The four pigs came to win. If they played the game well, they got delicious dog food (they used to get M&Ms, but the humans decided those were too sugary). Time and again, when prompted by researchers to complete a video game task—guiding a cursor with a joystick, a sort of rudimentary Pong—they did so with impressive skill.
Researchers began putting pigs on computerized tasks in the late 1990s, and though the results got occasional press coverage over the years, no peer-reviewed research on the experiments has been published until today, with a paper in the journal Frontiers in Psychology. The scientists found that despite dextrous and visual constraints on the animals, pigs were able to both understand and achieve goals in simple computer games.
“What they were able to do is perform well above chance at hitting these targets,” said Candace Croney, director of Purdue University’s Center for Animal Welfare Science and lead author of the paper, in a phone call. “And well enough above chance that it’s very clear they had some conceptual understanding of what they were being asked to do.”
The published research is the long-awaited fruit of some 20 years of labor that began when Croney was at Purdue University, working with the prolific pig researcher Stanley Curtis. The project followed the efforts of two Yorkshire pigs, Hamlet and Omelet, and two Panepinto micro pigs, Ebony and Ivory, as they attempted to move a cursor to a lit area on the computer screen.
“They beg to play video games,” Curtis told the AP in 1997. “They beg to be the first ones out of their pens, then they trot up the ramp to play.”
“We’ve known for ages that pigs could do all sorts of learning and problem-solving. Any farmer can tell you this, and many scientists have demonstrated it,” Croney said. “What’s different here...is that the pigs had to grasp the very difficult concept that the thing they were manipulating (the joystick) was having its effect on a 2-dimensional computer-generated image (the cursor) that they could not touch, smell or interact with directly. That sort of conceptual learning is a huge mental leap for any animal, as this would never happen in the real world.”
“There is nothing in the natural behavior or evolutionary history of the pig that would have suggested they could do this to any degree,” Croney added.
It was an uphill battle for the swine. The joysticks were outfitted for trials with primates, so the hoofed pigs had to use their snouts and mouths to get the job done. All four pigs were found to be farsighted, so the screens had to be placed at an optimal distance for the pigs to see the targets. There were additional limitations on the Yorkshire pigs. Bred to grow fast, the heavier pigs couldn’t stay on their feet for too long.
“While there may have been some physical limitations to how well the pigs could see the screen or manipulate the joystick, they clearly understood the connection between their own behavior, the joystick, and what was happening on the screen,” Lori Marino, a neuroscientist unaffiliated with the current paper, said in an email. Marino, who directs the Whale Sanctuary Project, has long studied mammalian cognition, intelligence, and self-awareness, including in pigs. “It really is a testament to their cognitive flexibility and ingenuity that they were able to find ways to manipulate the joystick despite the fact that the test setup was often difficult for them to engage with physically.”

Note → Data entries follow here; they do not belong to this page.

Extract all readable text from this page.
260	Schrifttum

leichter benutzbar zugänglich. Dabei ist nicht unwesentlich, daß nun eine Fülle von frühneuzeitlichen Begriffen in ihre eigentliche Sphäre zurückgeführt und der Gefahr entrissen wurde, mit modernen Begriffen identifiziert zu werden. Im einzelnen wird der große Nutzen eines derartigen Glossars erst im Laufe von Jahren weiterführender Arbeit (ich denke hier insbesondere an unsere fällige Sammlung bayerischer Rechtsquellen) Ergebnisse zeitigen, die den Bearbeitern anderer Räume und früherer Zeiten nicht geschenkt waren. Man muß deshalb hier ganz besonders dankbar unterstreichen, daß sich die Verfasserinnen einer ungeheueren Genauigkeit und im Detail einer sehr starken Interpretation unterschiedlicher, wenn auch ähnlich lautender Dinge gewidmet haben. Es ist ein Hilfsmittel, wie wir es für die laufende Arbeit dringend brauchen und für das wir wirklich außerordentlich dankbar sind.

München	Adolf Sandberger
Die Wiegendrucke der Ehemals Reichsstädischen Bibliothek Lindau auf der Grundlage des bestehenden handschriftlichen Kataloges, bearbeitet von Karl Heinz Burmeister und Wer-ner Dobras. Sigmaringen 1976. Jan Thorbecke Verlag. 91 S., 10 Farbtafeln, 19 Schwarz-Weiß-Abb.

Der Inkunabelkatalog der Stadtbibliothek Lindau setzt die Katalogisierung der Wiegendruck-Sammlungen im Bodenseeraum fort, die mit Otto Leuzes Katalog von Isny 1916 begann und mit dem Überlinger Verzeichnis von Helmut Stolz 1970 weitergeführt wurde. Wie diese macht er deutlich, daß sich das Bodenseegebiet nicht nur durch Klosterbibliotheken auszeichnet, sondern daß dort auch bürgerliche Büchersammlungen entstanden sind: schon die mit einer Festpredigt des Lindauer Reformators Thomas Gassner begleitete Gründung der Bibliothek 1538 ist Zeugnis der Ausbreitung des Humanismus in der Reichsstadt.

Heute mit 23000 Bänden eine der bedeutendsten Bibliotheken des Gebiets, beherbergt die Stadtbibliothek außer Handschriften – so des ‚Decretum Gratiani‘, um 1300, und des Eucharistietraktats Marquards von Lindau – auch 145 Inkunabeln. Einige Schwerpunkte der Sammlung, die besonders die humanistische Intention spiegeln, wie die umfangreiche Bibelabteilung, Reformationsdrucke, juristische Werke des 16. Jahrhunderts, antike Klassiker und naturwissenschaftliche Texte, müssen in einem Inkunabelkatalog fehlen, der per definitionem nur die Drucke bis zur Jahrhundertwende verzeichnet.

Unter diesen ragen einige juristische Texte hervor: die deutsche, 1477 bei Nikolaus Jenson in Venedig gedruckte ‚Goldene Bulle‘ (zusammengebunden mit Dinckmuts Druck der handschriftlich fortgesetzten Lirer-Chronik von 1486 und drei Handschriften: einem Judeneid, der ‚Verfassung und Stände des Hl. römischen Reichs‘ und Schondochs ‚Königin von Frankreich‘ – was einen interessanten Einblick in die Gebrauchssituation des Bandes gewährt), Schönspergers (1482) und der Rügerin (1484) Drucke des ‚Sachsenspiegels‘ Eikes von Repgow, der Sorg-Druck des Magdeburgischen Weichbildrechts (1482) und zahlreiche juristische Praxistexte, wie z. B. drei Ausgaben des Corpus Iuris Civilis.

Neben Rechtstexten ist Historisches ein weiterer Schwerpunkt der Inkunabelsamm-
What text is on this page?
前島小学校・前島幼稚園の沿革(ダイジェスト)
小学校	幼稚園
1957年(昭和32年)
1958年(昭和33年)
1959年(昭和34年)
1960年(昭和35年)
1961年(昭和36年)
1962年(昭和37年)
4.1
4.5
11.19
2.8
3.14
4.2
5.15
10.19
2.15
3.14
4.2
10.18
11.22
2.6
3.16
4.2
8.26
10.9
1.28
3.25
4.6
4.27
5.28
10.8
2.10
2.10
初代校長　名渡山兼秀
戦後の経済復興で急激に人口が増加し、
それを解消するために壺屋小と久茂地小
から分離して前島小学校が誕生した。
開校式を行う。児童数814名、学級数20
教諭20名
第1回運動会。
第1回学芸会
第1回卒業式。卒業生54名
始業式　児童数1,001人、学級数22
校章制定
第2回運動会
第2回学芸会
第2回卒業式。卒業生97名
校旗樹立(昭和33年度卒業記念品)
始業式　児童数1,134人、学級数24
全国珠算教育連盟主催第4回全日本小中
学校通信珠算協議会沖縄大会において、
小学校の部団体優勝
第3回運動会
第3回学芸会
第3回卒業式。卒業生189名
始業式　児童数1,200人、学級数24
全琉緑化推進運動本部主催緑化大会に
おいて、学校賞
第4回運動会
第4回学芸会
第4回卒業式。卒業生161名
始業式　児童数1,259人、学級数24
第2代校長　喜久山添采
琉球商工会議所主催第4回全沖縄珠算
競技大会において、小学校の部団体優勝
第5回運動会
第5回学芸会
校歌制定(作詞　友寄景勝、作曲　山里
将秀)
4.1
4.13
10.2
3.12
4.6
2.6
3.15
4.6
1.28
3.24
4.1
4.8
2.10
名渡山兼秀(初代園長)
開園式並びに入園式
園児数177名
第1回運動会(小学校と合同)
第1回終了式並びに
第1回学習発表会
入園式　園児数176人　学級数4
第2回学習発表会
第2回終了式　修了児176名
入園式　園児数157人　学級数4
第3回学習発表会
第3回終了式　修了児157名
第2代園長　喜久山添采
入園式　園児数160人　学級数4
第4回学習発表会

“What makes these findings even more important is that the pigs in this study displayed self-agency,” Marino added, “which is the ability to recognize that one’s’ own actions make a difference.”
The pigs were taught a number of commands to make their lives, as well as those of the researchers, easier. They learned directions similar to what you’d teach a dog—to sit, to come, to wait away from their pens when they needed cleaning—as well as to fetch their toys when the work of playing video games was over.
“At a certain point, they were getting really good at getting their toys and not so good at cleaning up after themselves,” Croney said. “I was becoming pretty much a pig daycare worker, going around and sorting them out. So then we started teaching them to put things back.”
When the research had concluded, the Yorkshire pigs were adopted by the owners of a bed and breakfast, where they lived out their lives on the farm. Ebony and Ivory eventually retired to a children’s zoo. Croney said that even years after the experiments, she went to visit Hamlet, who heard her voice and “came galloping” across the pasture to say hello.
Swine may not have the dextrous fingers of a primate or the doleful look of a puppy dog, but, cognitively, they are firmly in competition. Winston Churchill once said that “Dogs look up to you, cats look down on you. Give me a pig! He looks you in the eye and treats you as an equal.” It’s well past time we give pigs the respect they’re due.
This article has been updated with additional comments from Candace Croney.